La administración Trump propone una tarifa de más de USD 100.000 para trabajadores con visa H-1B
La administración de Donald Trump propuso una nueva tarifa de USD 103.265 para las visas H-1B destinadas a trabajadores extranjeros altamente calificados.
La medida afecta a sectores como tecnología e ingeniería , donde la demanda laboral suele superar la oferta disponible, y llega mientras la Casa Blanca intenta sostener por vía regulatoria un cargo previo de USD 100.000 que la Justicia frenó por considerarlo ilegal.
El nuevo cobro todavía no está vigente .
Forma parte de una regla propuesta por el Departamento de Seguridad Nacional (DHS) que será publicada en el Registro Federal este martes 25 de agosto y deberá atravesar un proceso regulatorio antes de quedar firme.
La tarifa alcanzaría a las peticiones sujetas al límite legal de 85.000 visas anuales , incluidas 20.000 reservadas para trabajadores extranjeros con maestrías u otros títulos avanzados obtenidos en Estados Unidos.
Quedarían fuera las solicitudes exentas del cupo, entre estas, muchos puestos en universidades e instituciones de investigación sin fines de lucro o estatales.
El antecedente judicial del cargo previo La medida se diferencia de una orden ejecutiva de 2025 que impuso un cargo de USD 100.000 a ciertas contrataciones H-1B desde el exterior y que luego fue anulada por un tribunal federal.
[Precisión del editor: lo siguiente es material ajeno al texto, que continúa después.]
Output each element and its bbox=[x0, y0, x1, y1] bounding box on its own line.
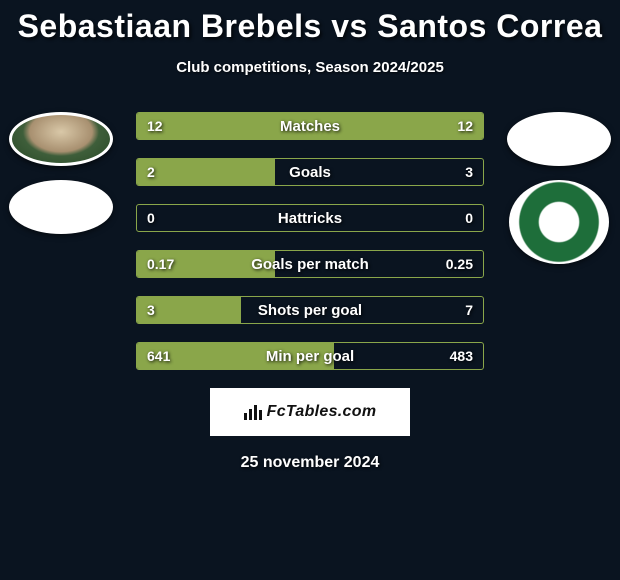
snapshot-date: 25 november 2024 bbox=[0, 454, 620, 472]
stat-row: 0 0Hattricks bbox=[136, 204, 484, 232]
page-title: Sebastiaan Brebels vs Santos Correa bbox=[0, 8, 620, 45]
page-subtitle: Club competitions, Season 2024/2025 bbox=[0, 59, 620, 76]
stat-value-right: 7 bbox=[465, 297, 473, 323]
stat-row: 0.170.25Goals per match bbox=[136, 250, 484, 278]
stat-row: 37Shots per goal bbox=[136, 296, 484, 324]
stat-value-right: 3 bbox=[465, 159, 473, 185]
stat-value-left: 0 bbox=[147, 205, 155, 231]
stat-fill-left bbox=[137, 297, 241, 323]
player-right-team-logo bbox=[509, 180, 609, 264]
player-left-team-logo bbox=[9, 180, 113, 234]
stat-fill-right bbox=[310, 113, 483, 139]
stat-fill-left bbox=[137, 159, 275, 185]
stats-bars: 1212Matches 23Goals 0 0Hattricks 0.170.25Goa… bbox=[136, 112, 484, 370]
stat-row: 23Goals bbox=[136, 158, 484, 186]
stat-value-right: 483 bbox=[450, 343, 473, 369]
header: Sebastiaan Brebels vs Santos Correa Club… bbox=[0, 0, 620, 76]
stat-row: 641483Min per goal bbox=[136, 342, 484, 370]
site-label: FcTables.com bbox=[267, 403, 377, 421]
site-logo: FcTables.com bbox=[210, 388, 410, 436]
player-left-avatar bbox=[9, 112, 113, 166]
player-right-column bbox=[504, 112, 614, 264]
stat-fill-left bbox=[137, 251, 275, 277]
stat-label: Hattricks bbox=[137, 205, 483, 231]
stat-value-right: 0 bbox=[465, 205, 473, 231]
stat-value-right: 0.25 bbox=[446, 251, 473, 277]
stat-row: 1212Matches bbox=[136, 112, 484, 140]
stat-fill-left bbox=[137, 343, 334, 369]
comparison-main: 1212Matches 23Goals 0 0Hattricks 0.170.25Goa… bbox=[0, 112, 620, 472]
player-right-avatar bbox=[507, 112, 611, 166]
stat-fill-left bbox=[137, 113, 310, 139]
player-left-column bbox=[6, 112, 116, 234]
bar-chart-icon bbox=[244, 405, 262, 420]
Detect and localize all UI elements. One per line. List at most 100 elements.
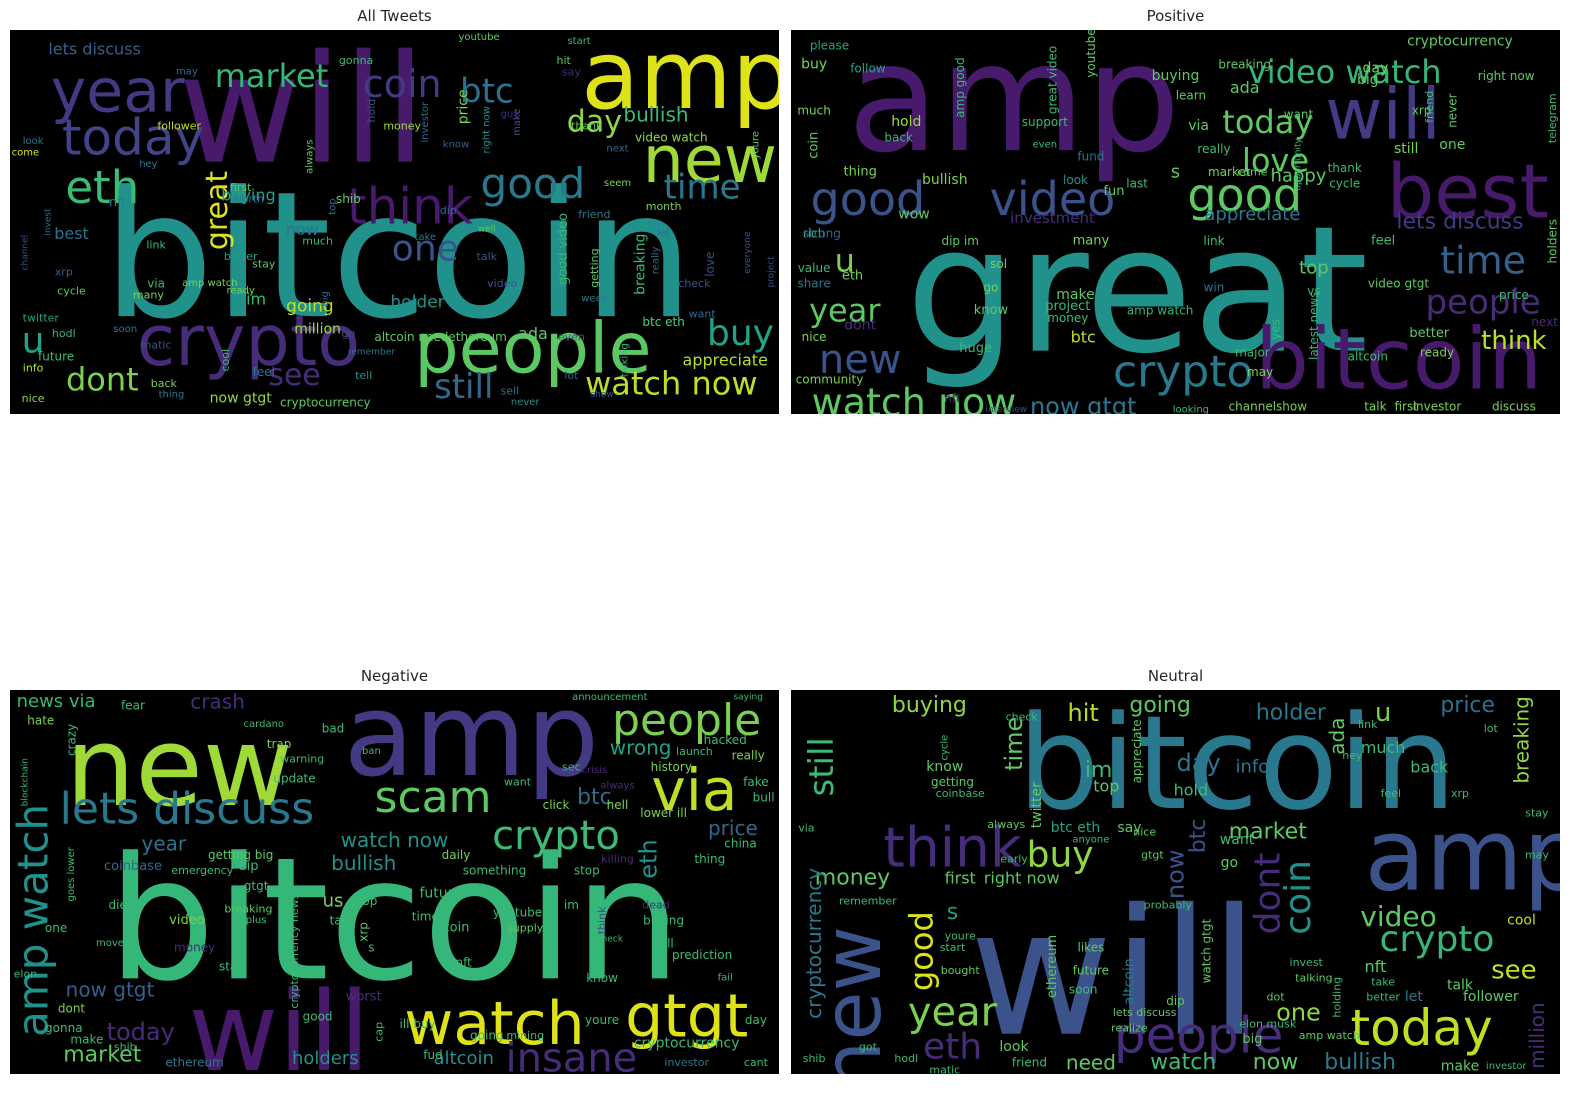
word-remember: remember <box>348 348 395 358</box>
word-crash: crash <box>190 690 245 714</box>
word-now-gtgt: now gtgt <box>210 391 273 407</box>
word-cardano: cardano <box>244 719 285 730</box>
word-plus: plus <box>246 915 267 926</box>
word-btc: btc <box>577 785 612 810</box>
word-new: new <box>819 337 902 383</box>
word-fake: fake <box>743 775 768 789</box>
word-love: love <box>703 252 717 277</box>
word-project: project <box>766 256 776 288</box>
word-nice: nice <box>22 392 45 405</box>
word-youre: youre <box>945 929 976 942</box>
word-hold-show: hold show <box>1196 788 1201 790</box>
word-eth: eth <box>842 268 863 283</box>
word-lower-ill: lower ill <box>640 806 687 820</box>
word-week: week <box>581 293 607 304</box>
word-year: year <box>809 291 881 329</box>
word-via: via <box>1188 118 1209 134</box>
word-year: year <box>51 56 185 126</box>
word-crypto: crypto <box>1380 919 1495 960</box>
word-first: first <box>1394 399 1418 413</box>
word-fun: fun <box>1103 184 1124 199</box>
word-really: really <box>1197 142 1230 156</box>
word-still: still <box>1394 141 1418 157</box>
word-ready: ready <box>226 286 255 297</box>
word-great: great <box>200 171 235 251</box>
word-start: start <box>940 941 966 954</box>
word-look: look <box>999 1039 1029 1055</box>
word-cycle: cycle <box>1329 177 1360 191</box>
word-killing: killing <box>601 853 634 866</box>
word-history: history <box>651 760 692 774</box>
word-strong: strong <box>803 227 841 241</box>
word-bitcoin: bitcoin <box>103 155 694 358</box>
word-hold: hold <box>365 99 378 123</box>
word-investor: investor <box>664 1056 709 1069</box>
word-talking: talking <box>620 343 631 377</box>
word-time: time <box>412 910 439 924</box>
word-look: look <box>23 136 44 147</box>
word-s: s <box>947 900 958 925</box>
word-cryptocurrency: cryptocurrency <box>802 868 826 1019</box>
panel-title: Positive <box>1146 7 1205 25</box>
word-better: better <box>1409 326 1449 341</box>
word-anyone: anyone <box>1072 834 1109 845</box>
word-gtgt: gtgt <box>625 981 748 1051</box>
word-worst: worst <box>346 990 382 1005</box>
word-dip: dip <box>238 859 258 874</box>
word-vs: vs <box>1307 284 1320 298</box>
word-top: top <box>328 198 339 214</box>
word-great: great <box>906 190 1369 393</box>
word-know: know <box>974 303 1009 318</box>
word-nft: nft <box>109 195 127 210</box>
word-video-watch: video watch <box>1248 53 1442 91</box>
word-soon: soon <box>113 324 137 335</box>
word-btc-eth: btc eth <box>642 315 684 329</box>
panel-title: Negative <box>360 667 429 685</box>
word-altcoin: altcoin <box>433 1048 493 1069</box>
word-sell: sell <box>653 936 673 950</box>
wordcloud-panel-all-tweets: All Tweets bitcoin will amp crypto people yea… <box>10 0 779 414</box>
word-elon-musk: elon musk <box>1239 1018 1296 1031</box>
word-new: new <box>806 926 899 1074</box>
word-check: check <box>678 277 711 290</box>
word-big: big <box>1242 1032 1262 1047</box>
word-cryptocurrency: cryptocurrency <box>1407 34 1513 50</box>
word-right-now: right now <box>481 106 492 153</box>
word-know: know <box>926 759 963 775</box>
word-check: check <box>597 935 624 945</box>
word-holders: holders <box>292 1048 359 1069</box>
word-today: today <box>107 1018 175 1046</box>
word-going: going <box>286 297 333 317</box>
wordcloud-background <box>10 30 779 414</box>
wordcloud-panel-negative: Negative bitcoin amp new will watch gtgt lets … <box>10 660 779 1074</box>
word-investor: investor <box>1486 1061 1527 1072</box>
word-info: info <box>23 361 44 374</box>
word-getting-big: getting big <box>208 848 273 862</box>
word-make: make <box>70 1032 103 1046</box>
word-elon: elon <box>14 968 38 981</box>
word-video: video <box>1360 900 1436 933</box>
word-day: day <box>1177 749 1221 777</box>
wordcloud-background <box>10 690 779 1074</box>
word-now: now <box>1162 850 1190 900</box>
word-crypto: crypto <box>1113 346 1253 397</box>
word-btc: btc <box>460 71 514 111</box>
word-bitcoin: bitcoin <box>1255 311 1542 410</box>
word-may: may <box>1525 849 1549 862</box>
word-likes: likes <box>1077 940 1104 954</box>
word-go: go <box>342 327 356 340</box>
word-buy: buy <box>801 57 827 73</box>
word-remember: remember <box>839 895 897 908</box>
word-better: better <box>224 250 258 263</box>
word-people: people <box>414 308 651 390</box>
word-wrong: wrong <box>610 736 672 760</box>
word-price: price <box>1440 693 1495 718</box>
word-feel: feel <box>1381 787 1401 800</box>
word-top: top <box>1299 258 1329 279</box>
word-hacked: hacked <box>704 733 747 747</box>
word-price: price <box>456 89 472 124</box>
word-hey: hey <box>139 159 157 170</box>
word-saying: saying <box>733 693 762 703</box>
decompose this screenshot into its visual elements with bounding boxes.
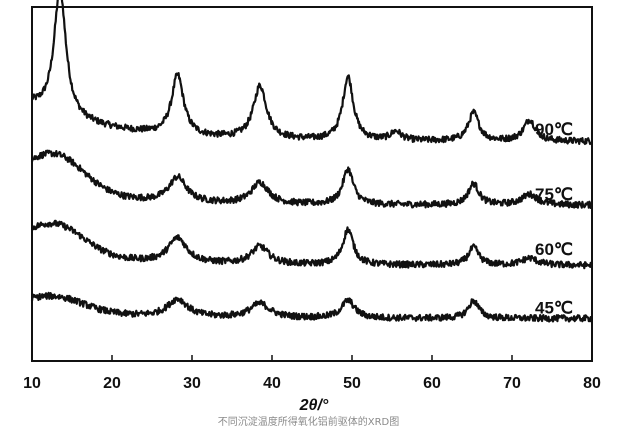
x-axis-title: 2θ/° — [299, 397, 329, 414]
series-label: 90℃ — [535, 120, 573, 139]
x-tick-label: 10 — [23, 375, 41, 392]
x-tick-label: 70 — [503, 375, 521, 392]
x-axis-ticks: 10 20 30 40 50 60 70 80 — [23, 355, 601, 392]
series-line-75℃ — [30, 149, 594, 209]
x-tick-label: 40 — [263, 375, 281, 392]
series-line-45℃ — [30, 291, 593, 323]
x-tick-label: 80 — [583, 375, 601, 392]
series-line-60℃ — [30, 219, 594, 270]
series-label: 75℃ — [535, 185, 573, 204]
x-tick-label: 60 — [423, 375, 441, 392]
figure-caption: 不同沉淀温度所得氧化铝前驱体的XRD图 — [217, 417, 400, 428]
series-label: 45℃ — [535, 298, 573, 317]
series-line-90℃ — [30, 0, 593, 146]
x-tick-label: 20 — [103, 375, 121, 392]
x-tick-label: 30 — [183, 375, 201, 392]
series-label: 60℃ — [535, 240, 573, 259]
plot-frame — [31, 6, 593, 362]
series-labels: 90℃ 75℃ 60℃ 45℃ — [535, 120, 573, 317]
series-curves — [30, 0, 594, 323]
x-tick-label: 50 — [343, 375, 361, 392]
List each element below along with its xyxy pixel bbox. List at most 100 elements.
El 8 de junio de 2026 un juez federal de Massachusetts concluyó que el Gobierno no tenía autorización del Congreso para imponer esa suma y sostuvo que se trataba de un impuesto, no de una simple tarifa administrativa.
Más tarde, en julio, el Tribunal de Apelaciones del Primer Circuito de Estados Unidos rechazó suspender la orden que había invalidado ese cobro .
La regla nueva muestra que el gobierno mantiene su decisión de aplicar una carga económica de esa magnitud al programa.
Cómo se repartirían los fondos El texto oficial detalla cómo se distribuiría la recaudación del nuevo cargo.
El Servicio de Ciudadanía e Inmigración de los Estados Unidos recibiría cerca de USD 3.000 millones y la Oficina Ejecutiva de Revisión de Inmigración , oficina que supervisa los tribunales de inmigración, unos USD 2.960 millones.
En tanto, el Servicio de Inmigración y Control de Aduanas de los Estados Unidos obtendría alrededor de USD 1.050 millones, el Departamento de Trabajo cerca de USD 1.210 millones, el Departamento de Estado unos USD 484 millones y la Oficina de Aduanas y Protección Fronteriza de los Estados Unidos aproximadamente USD 76 millones.
El DHS sostiene que esos fondos financiarían adjudicaciones migratorias, detección de fraude, controles de seguridad nacional, fiscalización laboral, revisión de visas, operaciones de tribunales migratorios y sistemas biométricos vinculados con la frontera.